OBJECTIVE: Since an increase of platelet-endothelial cell interactions has been observed in mice with Antigen- induced-Arthritis (AiA) as well as an increase of NO expression, the aim of our study was to investigate in vivo the influence of NO, especially the platelet and endothelial inducible NO Synthase, on the platelet- and leukocyte endothelial cell interaction. MATERIAL AND METHODS: C57/Bl6 mice and iNOS deficient mice were disposed in 6 groups (each=7). After induction of AiA, rolling and adherent fluorescence labelled platelets and leukocytes were investigated by intravital microscopy (IVM) on day 8 after AiA. Rank SUM Test and ANOVA on ranks have been performed regarding the data. RESULTS: All arthritic mice presented an increase in platelet and leukocyte interaction with the endothelium compared to control groups. The arthritic iNOS deficient mice showed a more intense interaction of platelets and leukocytes with the endothelium in comparison with the wild-type arthritic mice. The group using arthritic wild-type recipient and iNOS deficient donor mice showed an increase in cell-interactions, leading to an endothelial effect, compared to the group using iNOS deficient arthritic recipient and wild-type donor mice. CONCLUSION: The IVM data lead to an anti-inflammatory effect of NO, since NO followed an increase in platelet- and leukocyte- endothelial cell interaction in iNOS deficient mice with AiA. In addition, we have shown for the first time in vivo that platelet NO produced by iNOS seems to have a minor influence on the leukocyte induced tissue damage in contrast to endothelial iNOS. Therefore, selective platelet inhibition would not interfere with the protective effect of NO.

Platelet-endothelial cell interactions in murine antigen-induced arthritis.

OBJECTIVES: Growing evidence supports the substantial pathophysiological impact of platelets on the development of rheumatoid arthritis.

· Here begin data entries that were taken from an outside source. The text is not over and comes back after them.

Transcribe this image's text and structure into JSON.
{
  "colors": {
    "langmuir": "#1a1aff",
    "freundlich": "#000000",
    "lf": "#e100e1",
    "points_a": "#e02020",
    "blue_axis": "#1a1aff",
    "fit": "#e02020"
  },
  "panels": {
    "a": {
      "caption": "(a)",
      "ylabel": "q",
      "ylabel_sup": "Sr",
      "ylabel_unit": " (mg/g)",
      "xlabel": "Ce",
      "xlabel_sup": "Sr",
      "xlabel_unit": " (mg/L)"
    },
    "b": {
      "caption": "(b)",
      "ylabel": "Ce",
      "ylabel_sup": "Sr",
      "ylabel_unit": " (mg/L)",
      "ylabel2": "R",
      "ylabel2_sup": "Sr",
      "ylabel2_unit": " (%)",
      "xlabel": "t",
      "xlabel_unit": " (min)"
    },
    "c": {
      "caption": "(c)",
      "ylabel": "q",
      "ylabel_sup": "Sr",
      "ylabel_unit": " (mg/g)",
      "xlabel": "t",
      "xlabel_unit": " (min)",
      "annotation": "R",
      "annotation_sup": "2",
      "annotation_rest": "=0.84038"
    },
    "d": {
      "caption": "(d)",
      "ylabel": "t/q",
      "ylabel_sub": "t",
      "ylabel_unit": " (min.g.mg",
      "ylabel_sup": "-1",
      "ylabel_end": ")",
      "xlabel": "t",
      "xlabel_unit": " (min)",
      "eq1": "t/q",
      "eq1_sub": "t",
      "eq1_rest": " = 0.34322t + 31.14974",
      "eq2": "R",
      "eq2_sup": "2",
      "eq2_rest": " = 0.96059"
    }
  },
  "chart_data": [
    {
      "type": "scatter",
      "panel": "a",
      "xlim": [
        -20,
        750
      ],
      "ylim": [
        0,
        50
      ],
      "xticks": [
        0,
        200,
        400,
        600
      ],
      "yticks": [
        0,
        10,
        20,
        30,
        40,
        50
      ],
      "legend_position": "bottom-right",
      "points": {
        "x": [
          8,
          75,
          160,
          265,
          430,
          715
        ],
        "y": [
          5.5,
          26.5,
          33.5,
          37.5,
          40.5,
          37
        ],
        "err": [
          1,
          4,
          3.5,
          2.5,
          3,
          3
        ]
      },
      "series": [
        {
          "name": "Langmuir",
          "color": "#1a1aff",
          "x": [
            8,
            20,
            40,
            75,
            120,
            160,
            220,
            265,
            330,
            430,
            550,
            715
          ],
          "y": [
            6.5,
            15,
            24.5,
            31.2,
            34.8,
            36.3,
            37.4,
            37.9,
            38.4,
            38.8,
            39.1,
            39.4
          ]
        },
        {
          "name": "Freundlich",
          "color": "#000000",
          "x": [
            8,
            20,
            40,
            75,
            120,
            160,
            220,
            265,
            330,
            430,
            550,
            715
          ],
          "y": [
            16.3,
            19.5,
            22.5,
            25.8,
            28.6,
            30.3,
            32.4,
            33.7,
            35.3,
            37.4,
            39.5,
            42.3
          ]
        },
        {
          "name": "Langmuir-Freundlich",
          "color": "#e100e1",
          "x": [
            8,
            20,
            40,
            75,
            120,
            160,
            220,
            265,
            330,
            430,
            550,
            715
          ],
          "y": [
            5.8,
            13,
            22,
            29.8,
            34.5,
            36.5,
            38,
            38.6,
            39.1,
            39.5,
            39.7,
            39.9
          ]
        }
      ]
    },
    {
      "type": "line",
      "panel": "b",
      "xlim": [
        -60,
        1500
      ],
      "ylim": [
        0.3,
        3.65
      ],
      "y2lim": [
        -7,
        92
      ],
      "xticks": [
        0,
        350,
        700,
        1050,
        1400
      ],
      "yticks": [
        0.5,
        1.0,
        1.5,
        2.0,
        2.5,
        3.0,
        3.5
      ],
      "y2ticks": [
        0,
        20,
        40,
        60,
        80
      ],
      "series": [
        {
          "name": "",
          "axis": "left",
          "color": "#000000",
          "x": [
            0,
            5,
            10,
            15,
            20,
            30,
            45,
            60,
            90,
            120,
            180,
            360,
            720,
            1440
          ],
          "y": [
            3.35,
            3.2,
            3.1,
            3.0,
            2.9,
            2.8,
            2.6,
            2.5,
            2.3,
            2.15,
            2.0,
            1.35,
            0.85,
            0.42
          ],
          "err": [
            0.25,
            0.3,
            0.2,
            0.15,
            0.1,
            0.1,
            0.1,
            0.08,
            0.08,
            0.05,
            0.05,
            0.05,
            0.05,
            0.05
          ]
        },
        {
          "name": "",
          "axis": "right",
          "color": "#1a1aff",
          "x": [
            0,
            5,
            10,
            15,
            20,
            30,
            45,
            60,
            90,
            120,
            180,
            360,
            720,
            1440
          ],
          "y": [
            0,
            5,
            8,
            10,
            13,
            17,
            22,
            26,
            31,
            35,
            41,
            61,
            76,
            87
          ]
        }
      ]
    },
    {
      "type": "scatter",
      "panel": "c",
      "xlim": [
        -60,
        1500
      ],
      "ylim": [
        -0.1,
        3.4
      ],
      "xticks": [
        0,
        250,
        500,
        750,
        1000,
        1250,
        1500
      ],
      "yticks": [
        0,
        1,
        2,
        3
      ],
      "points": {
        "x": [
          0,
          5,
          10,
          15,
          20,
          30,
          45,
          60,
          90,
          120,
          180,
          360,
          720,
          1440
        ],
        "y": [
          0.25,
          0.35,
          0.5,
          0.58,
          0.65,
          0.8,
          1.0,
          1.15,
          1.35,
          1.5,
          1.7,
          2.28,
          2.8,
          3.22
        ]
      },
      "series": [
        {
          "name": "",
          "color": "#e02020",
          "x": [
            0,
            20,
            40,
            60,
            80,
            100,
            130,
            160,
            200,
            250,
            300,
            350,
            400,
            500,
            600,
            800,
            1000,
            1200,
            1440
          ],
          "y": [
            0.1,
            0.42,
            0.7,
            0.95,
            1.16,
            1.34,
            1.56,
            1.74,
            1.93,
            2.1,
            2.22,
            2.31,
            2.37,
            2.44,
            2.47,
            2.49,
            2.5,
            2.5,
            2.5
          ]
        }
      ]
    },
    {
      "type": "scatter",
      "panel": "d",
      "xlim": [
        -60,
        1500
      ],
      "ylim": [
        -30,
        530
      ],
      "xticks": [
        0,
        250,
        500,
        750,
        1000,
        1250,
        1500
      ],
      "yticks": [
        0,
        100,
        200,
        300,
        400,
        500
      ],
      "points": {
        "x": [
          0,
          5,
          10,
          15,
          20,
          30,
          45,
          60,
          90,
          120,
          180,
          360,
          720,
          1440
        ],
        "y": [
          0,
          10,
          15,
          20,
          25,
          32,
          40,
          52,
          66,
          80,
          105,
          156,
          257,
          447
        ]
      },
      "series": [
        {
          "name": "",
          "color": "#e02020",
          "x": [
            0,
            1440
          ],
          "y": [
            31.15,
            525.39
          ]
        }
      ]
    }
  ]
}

At present there are no methods for studying these cellular mechanisms in vivo. The aim of this study was to visualize and investigate platelet-endothelial cell interaction in the knee joint of mice with antigen-induced arthritis (AiA) by means of intravital microscopy. METHODS: In 14 mice (Balbc) intravital microscopic assessment was performed on day 8 after AiA induction in two groups (controls, AiA). The severity of AiA was assessed by measuring knee joint swelling and by histological scoring. Ex vivo fluorescently labelled rolling and adherent platelets and leucocyte-endothelium interactions were investigated by intravital fluorescence microscopy. RESULTS: Swelling of the knee joint as well as histological score was significantly enhanced in arthritic animals compared with controls. In control mice intravital microscopy revealed low baseline rolling and sticking of leucocytes and fluorescently labelled platelets. AiA induced a significant increase in the fraction of rolling leucocytes (3 times) and rolling platelets (6 times) compared to the control group. Furthermore, AiA induction resulted in a significantly enhanced number of adherent leucocytes (3-fold) and adherent platelets (12-fold) in comparison with control animals. CONCLUSIONS: Platelet kinetics were directly analysed using intravital microscopy in the arthritic microcirculation in vivo for the first time. We provide the first evidence that platelets accumulate in arthritic vessels, indicating platelet activation due to AiA. Platelet recruitment and subsequent activation might play an important role in the pathogenesis of rheumatoid arthritis.